Susan Sarandon and Geoffrey Rush, also celluloid mainstays, won their Oscars a year apart — in point of fact, she presented him his — and now they're going for stage gold in Eugene Ionesco's Exit the King. It's his first Broadway appearance ever and her second (her first since An Evening with Richard Nixon . . . 37 years ago).

Rush, who co-translated King into a slapstick tour de force, tumbles the king out in some inspired physical comedy. "I only do it on stage — I would never try that in my own home," he laughs. "There's a great clue in Ionesco's script where he just says, 'The king keeps falling over,' and I thought, 'This is one of the key images for all the great philosophical and ecological and spiritual and burlesque routines that he writes into the play.' The fact that the king is physically unstable, I think, is a terribly interesting clown idea." And he plays it accordingly, tempering pratfalls with pathos.

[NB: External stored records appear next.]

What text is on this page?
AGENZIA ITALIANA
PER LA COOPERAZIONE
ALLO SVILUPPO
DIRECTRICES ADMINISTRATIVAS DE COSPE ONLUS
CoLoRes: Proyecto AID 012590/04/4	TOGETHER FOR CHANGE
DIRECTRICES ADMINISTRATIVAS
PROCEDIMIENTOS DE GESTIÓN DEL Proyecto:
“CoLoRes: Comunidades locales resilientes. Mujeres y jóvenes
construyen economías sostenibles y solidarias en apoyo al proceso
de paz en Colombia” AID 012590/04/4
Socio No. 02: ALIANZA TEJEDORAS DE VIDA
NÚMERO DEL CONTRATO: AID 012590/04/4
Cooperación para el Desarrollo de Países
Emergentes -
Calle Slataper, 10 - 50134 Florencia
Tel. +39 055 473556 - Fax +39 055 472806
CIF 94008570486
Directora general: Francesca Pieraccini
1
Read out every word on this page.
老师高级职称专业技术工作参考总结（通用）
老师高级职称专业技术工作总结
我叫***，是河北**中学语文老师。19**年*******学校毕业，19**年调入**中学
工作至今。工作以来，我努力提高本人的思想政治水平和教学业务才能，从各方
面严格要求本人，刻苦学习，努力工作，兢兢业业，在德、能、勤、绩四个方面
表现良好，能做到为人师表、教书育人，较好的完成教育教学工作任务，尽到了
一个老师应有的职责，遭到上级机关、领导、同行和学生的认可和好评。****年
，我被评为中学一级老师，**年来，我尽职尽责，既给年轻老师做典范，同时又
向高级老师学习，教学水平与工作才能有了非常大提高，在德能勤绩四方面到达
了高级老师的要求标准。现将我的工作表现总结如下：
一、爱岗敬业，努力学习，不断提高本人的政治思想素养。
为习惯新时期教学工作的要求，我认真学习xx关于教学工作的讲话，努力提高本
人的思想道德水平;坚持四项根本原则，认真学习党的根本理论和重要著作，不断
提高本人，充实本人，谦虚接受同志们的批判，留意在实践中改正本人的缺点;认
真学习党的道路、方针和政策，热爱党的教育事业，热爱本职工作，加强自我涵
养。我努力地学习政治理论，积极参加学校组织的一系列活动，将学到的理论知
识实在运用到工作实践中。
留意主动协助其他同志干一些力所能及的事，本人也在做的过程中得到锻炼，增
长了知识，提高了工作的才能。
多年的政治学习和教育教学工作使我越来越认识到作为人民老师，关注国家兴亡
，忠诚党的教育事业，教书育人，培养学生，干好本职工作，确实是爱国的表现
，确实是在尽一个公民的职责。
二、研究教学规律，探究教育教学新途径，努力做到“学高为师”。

Tony winners Jeremy Irons and Joan Allen spent their film breaks on Broadway in Impressionism, and it was the play (by Michael Jacobs) that made them do it. "Sometimes, you read something that's so well-written it just speaks to your own life, and that's what this play did to me," she says. "I had no intention of doing a play, but [director] Jack O'Brien asked me to read it. I did, and I was incredibly moved by it and thought 'I can't not do this play. I can't not do this character.'"

Yasmina Reza's God of Carnage is a strenuous dramatic workout that rates (and receives) four stars, three of whom (Hope Davis, Jeff Daniels and Marcia Gay Harden) have been mostly busying themselves with big-screen fare. The fourth (James Gandolfini) became a household face with a decade on the small screen. Gandolfini would rather not go into his Tony Soprano past, preferring to say he has "moved on," and that co-star Daniels has attested to in the press. "I see the guy working the character [in God of Carnage], that's what I see," he told The Post's Barbara Hoffman. "The audience sees something else. At our first preview, the genuine love and affection poured across the footlights for him. It was like an audience waiting ten years to say, 'Thank you for that show.'"

Another who came to Broadway this season with a radical image-alteration was Daniel Radcliffe — but try to tell that to his Harry Potter public who stormed the barricades nightly outside the Broadhurst where he was appearing as a deeply deranged young man in a revival of Peter Shaffer's unsettling psycho-drama, Equus.

When asked why he'd play a chap who indulges in a catalog of Potteresque no-nos — nudity, smoking, watching porn, using the F-word, attempting to do the F-word and driving a spike into the eyes of six horses when he sexually short-circuits — Radcliffe would get on his high-horse and respond in italics: "Because it's a great play."

And furthermore: "The thing about the Harry Potter following — because it is based around books — they're a really literate, smart bunch of people so there are very few Harry Potter fans out there who object to me doing this. Most of them are getting really into this, and, if I'm bringing new people to theatre, then that is a good thing."

This feature appears in the Playbill of the 2009 Tony Awards at Radio City Music Hall on June 7.